Mycroft lay awake in his bed, watching the shadows from the tree branches outside flicker and quiver across the ceiling. Flashes of anaemic moonlight rent the gusts of cloud-cover, like the search beacon of a distant lighthouse.
He knew he'd been asleep for hours, because the bedside clock said it was nearly ten past two. But the house was neither dark nor silent. There was a chink of light shining under the closed door, and the sound of Mummy's hesitant footsteps in the hall. And a more distant sound - an incessant, pitiful wail that had become the usual nightly background noise since, three weeks before, Mummy had presented Mycroft with a brand new baby brother.
At first Sherlock was just a screaming thing down the hall, or a wrapped white blanket being shunted from room to room. If it weren't for all the fuss and noise he made, Mycroft might have wondered if it wasn't some elaborate hoax and he didn't really have a little brother after all.
Dad was in Milan on business again, and Mummy had told her disappointed firstborn that he mightn't be back before it was time to go back to school.

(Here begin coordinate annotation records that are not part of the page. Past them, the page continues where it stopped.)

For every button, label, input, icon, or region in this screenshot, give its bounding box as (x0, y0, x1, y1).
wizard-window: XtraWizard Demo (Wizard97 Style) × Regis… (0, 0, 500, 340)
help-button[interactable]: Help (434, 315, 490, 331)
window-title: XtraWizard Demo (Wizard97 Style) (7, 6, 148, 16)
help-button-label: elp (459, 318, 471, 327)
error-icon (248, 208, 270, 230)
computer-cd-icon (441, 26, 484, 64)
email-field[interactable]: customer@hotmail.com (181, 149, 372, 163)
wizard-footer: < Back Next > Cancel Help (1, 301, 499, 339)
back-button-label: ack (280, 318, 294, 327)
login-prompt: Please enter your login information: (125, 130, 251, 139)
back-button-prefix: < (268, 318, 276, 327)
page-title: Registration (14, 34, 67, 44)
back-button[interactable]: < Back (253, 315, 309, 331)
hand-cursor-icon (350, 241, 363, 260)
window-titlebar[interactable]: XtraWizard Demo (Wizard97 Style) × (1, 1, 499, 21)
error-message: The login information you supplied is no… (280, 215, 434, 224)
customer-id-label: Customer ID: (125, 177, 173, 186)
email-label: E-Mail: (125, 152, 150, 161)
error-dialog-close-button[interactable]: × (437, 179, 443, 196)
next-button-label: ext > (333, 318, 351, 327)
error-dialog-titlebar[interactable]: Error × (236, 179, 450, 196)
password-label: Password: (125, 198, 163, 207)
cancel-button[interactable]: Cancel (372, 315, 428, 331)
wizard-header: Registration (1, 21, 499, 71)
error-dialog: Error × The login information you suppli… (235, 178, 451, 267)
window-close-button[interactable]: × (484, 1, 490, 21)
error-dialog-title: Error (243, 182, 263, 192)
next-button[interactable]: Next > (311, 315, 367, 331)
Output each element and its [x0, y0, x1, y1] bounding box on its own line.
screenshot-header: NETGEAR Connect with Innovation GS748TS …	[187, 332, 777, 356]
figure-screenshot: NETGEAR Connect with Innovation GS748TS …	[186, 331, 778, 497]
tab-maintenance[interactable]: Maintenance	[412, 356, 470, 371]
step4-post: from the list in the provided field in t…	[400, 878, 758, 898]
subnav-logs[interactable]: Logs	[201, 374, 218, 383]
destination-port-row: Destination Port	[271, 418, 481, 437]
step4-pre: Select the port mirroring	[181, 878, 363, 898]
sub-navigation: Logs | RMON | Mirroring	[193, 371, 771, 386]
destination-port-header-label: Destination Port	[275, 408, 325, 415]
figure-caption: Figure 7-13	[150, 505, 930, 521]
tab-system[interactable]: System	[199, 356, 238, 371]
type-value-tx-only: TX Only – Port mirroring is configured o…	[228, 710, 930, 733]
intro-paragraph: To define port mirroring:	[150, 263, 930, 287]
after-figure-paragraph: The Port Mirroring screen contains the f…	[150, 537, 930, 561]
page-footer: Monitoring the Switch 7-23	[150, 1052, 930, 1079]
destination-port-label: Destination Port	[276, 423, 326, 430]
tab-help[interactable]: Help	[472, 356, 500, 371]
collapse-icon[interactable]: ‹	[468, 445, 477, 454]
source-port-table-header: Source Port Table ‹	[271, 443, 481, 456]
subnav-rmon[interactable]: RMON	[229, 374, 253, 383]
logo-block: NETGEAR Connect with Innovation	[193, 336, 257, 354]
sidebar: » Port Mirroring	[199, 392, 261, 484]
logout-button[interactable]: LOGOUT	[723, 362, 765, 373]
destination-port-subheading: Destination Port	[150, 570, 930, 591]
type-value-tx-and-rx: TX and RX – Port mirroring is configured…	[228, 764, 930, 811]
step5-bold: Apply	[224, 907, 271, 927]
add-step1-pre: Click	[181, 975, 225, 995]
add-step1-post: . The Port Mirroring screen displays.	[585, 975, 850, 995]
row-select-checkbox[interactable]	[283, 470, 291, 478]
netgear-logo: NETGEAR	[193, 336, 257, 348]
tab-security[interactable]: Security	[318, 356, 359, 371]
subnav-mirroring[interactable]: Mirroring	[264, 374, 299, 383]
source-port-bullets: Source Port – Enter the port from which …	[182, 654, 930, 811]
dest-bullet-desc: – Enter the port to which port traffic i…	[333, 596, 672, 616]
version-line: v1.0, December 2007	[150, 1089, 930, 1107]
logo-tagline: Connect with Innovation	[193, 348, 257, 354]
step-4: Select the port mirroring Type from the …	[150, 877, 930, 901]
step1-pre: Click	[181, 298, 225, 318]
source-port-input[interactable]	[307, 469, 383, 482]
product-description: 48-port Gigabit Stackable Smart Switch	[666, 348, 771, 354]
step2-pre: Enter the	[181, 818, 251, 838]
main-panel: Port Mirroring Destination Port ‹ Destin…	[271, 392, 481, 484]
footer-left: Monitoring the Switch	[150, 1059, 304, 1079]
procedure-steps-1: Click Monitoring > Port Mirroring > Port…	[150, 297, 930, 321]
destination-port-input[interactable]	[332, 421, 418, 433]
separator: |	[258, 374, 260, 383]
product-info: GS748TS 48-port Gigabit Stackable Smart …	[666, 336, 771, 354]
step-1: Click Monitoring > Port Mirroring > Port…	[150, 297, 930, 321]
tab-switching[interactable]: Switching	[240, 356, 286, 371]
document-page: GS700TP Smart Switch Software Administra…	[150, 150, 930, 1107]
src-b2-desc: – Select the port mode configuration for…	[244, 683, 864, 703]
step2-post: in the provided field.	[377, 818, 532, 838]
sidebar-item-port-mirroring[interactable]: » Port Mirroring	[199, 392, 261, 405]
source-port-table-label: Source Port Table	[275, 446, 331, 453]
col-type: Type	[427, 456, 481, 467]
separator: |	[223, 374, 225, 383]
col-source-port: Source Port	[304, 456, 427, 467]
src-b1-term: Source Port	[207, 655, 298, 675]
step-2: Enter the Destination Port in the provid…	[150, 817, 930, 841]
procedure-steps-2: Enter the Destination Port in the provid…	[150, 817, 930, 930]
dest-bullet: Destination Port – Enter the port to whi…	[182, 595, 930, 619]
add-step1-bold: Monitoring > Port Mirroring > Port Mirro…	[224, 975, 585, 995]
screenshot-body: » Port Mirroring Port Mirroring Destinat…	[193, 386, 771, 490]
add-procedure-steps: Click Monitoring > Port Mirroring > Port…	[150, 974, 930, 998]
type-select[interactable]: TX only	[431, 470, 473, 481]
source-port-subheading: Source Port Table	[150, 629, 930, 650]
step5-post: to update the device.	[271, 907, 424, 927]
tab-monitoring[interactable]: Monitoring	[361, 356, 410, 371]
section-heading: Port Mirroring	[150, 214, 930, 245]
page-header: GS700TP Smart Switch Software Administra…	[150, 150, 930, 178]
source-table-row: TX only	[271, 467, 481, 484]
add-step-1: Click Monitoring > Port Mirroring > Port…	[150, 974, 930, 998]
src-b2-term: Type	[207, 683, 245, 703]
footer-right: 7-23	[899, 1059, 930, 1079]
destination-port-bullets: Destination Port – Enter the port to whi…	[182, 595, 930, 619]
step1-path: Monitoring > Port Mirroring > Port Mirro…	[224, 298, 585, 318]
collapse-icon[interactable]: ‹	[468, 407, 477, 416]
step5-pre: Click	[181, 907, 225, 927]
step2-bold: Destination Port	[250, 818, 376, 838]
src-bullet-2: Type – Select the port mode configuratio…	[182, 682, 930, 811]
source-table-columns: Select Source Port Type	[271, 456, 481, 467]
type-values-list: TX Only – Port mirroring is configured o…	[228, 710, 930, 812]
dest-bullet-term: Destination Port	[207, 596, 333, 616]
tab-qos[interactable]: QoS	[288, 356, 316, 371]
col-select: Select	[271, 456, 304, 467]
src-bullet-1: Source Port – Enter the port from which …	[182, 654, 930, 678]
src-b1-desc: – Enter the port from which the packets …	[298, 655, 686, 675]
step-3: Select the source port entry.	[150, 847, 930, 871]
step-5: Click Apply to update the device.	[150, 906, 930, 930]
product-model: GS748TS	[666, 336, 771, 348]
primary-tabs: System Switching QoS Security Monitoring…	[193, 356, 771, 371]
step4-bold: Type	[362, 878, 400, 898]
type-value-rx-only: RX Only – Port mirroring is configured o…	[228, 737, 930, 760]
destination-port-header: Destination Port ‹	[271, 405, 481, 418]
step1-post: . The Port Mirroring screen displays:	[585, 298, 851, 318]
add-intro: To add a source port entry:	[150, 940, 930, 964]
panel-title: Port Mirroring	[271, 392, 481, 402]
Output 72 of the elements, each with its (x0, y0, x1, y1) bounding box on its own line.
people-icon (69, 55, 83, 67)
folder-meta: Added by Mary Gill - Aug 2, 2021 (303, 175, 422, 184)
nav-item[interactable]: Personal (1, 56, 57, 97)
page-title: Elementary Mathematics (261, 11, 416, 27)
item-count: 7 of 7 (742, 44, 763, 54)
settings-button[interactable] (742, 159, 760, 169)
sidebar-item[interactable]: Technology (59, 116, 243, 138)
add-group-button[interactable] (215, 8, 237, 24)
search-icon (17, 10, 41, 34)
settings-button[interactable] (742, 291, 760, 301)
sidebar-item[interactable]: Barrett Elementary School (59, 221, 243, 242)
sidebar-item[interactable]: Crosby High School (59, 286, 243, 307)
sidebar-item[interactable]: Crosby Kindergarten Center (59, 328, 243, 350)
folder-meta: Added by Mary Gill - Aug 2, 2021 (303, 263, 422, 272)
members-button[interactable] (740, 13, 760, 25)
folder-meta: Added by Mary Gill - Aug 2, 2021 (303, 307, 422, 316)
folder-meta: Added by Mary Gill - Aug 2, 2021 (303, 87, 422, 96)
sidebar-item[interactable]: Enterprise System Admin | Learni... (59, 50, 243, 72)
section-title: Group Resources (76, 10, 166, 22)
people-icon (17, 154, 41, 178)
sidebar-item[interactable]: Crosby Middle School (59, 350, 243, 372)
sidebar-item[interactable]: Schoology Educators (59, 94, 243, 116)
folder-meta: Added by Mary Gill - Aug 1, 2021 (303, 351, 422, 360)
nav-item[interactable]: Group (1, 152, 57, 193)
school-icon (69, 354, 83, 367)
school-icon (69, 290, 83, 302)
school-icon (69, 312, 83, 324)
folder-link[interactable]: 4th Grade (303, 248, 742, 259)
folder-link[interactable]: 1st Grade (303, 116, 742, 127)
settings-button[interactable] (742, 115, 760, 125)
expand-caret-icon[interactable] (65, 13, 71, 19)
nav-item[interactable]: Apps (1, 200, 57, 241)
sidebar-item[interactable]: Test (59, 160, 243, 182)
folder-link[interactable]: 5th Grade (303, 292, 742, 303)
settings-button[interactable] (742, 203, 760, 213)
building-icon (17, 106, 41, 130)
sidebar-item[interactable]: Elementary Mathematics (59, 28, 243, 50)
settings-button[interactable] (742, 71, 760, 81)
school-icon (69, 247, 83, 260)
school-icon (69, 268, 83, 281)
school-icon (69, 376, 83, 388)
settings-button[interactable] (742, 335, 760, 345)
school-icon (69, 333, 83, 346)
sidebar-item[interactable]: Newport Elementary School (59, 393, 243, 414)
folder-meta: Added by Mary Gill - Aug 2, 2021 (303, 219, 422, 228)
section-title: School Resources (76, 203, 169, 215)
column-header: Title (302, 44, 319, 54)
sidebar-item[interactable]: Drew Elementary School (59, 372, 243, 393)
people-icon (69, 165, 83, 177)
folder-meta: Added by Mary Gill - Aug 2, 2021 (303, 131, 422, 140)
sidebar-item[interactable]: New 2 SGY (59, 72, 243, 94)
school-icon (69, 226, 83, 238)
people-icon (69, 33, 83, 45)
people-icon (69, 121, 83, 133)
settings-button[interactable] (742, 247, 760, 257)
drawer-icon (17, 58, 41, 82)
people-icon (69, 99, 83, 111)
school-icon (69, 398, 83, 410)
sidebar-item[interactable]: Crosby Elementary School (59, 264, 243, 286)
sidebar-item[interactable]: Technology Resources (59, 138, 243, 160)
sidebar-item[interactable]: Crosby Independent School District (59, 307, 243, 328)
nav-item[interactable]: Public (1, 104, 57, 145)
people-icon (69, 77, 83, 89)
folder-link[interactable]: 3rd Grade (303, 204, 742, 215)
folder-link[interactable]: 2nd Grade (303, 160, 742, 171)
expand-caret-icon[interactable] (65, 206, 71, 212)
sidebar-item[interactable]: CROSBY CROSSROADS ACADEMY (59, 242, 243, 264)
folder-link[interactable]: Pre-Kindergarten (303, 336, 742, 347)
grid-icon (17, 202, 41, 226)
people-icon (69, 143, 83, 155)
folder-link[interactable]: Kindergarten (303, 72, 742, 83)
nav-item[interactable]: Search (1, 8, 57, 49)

This summer, Mycroft had seen little of Mummy either - thanks to the screaming white blanket.
She was in her bedroom, mostly, though Mycroft couldn't imagine what she could be doing in there. Every now and again she emerged and went across to the nursery, clumsy and dazed. Always barefoot and in her nightgown, even if it was the middle of the day. There would then be half an hour or so of blissful silence from behind the nursery door; inevitably, she would return to her room and that thin fretting noise would start up again.
The noise was more than a fretting this time, and it wasn't stopping.
Mycroft stole across the room in his bare feet and edged the door open. A dull halo of light from the nursery at the end of the corridor, but there was no sign of Mummy at all. He tiptoed down to the nursery door and across to the cradle at the far end.
And waving his tiny arms and legs in the air hysterically by now. Mycroft would never have supposed something so small, so fragile-looking, could make such a robust howling noise. Couldn't Mummy hear it? Mycroft had a moment wondering if Dad could hear it, and he was in Italy.
And it wasn't just Sherlock's voice that was getting a good workout; his chubby little legs had managed to kick aside his blanket. Yellow and white - the same shade of yellow of the cotton singlet was wearing. Sherlock didn't own anything blue. Mycroft had been promised a sister.
All the same, Mycroft imagined a sister would probably scream just as loudly as a brother, so there didn't seem to be a lot of difference there. He slipped his hand between the painted wooden rails of the cradle and rested it on Sherlock's chest. Patted him gently, hesitantly. He was so little. Maybe he was easily broken.
"There now, be quiet," he muttered. So far, he hadn't heard anyone talking to Sherlock, and didn't know what you were meant to say to a baby. "Be quiet…"
Quick as a cobra's bite, Sherlock grasped Mycroft's thumb. He squeezed it in one tiny hand, lifted it, seemed to be inspecting it. Mycroft instinctively went to pull his hand away. Sherlock held fast; then he crammed Mycroft's thumb into his mouth and gummed it for a few seconds.
Not food, apparently. But by now the hysteria was gone; he was hiccuping, but that didn't seem to be bothering him.
Mycroft offered Sherlock all of his fingers in turn until they were gluey with thick baby-drool. He wiggled them. Gently touched Sherlock's face, his ears, his own hands.
Sherlock had apparently decided that his brother's fingers were the most interesting thing he'd ever seen.
Mycroft had no idea at all how old a baby needed to be before they learned how to reason, how to talk, how to count. But it surely couldn't hurt to give him a head start. In little more than a whisper, he counted off his fingers. One, two, three, four, five. Then the names. Pollex, Digitus Secundus Manus, Digitus Medius, Digitus Annularis, Digitus Minimus Manus.
He wiped the drool - it was really too disgusting - on Sherlock's blanket. Undeterred, Sherlock latched back onto his finger - Digitus Secundus Manus - with that surprisingly powerful grip; but by this time he was making a valiant effort to keep his eyes open.
When Mycroft was quite sure his brother was asleep he freed his finger and crept back out of the nursery, almost frightened to breathe lest Sherlock wake and start shrieking with rage again. As he crossed the top of the stairs he looked down into the pools of darkness below, where something had caught his eye.
Mummy was sitting on the bottom step. Mycroft could have been mistaken, but it seemed to him that she was curled up with her head on her knees, her hands grasping the back of her neck.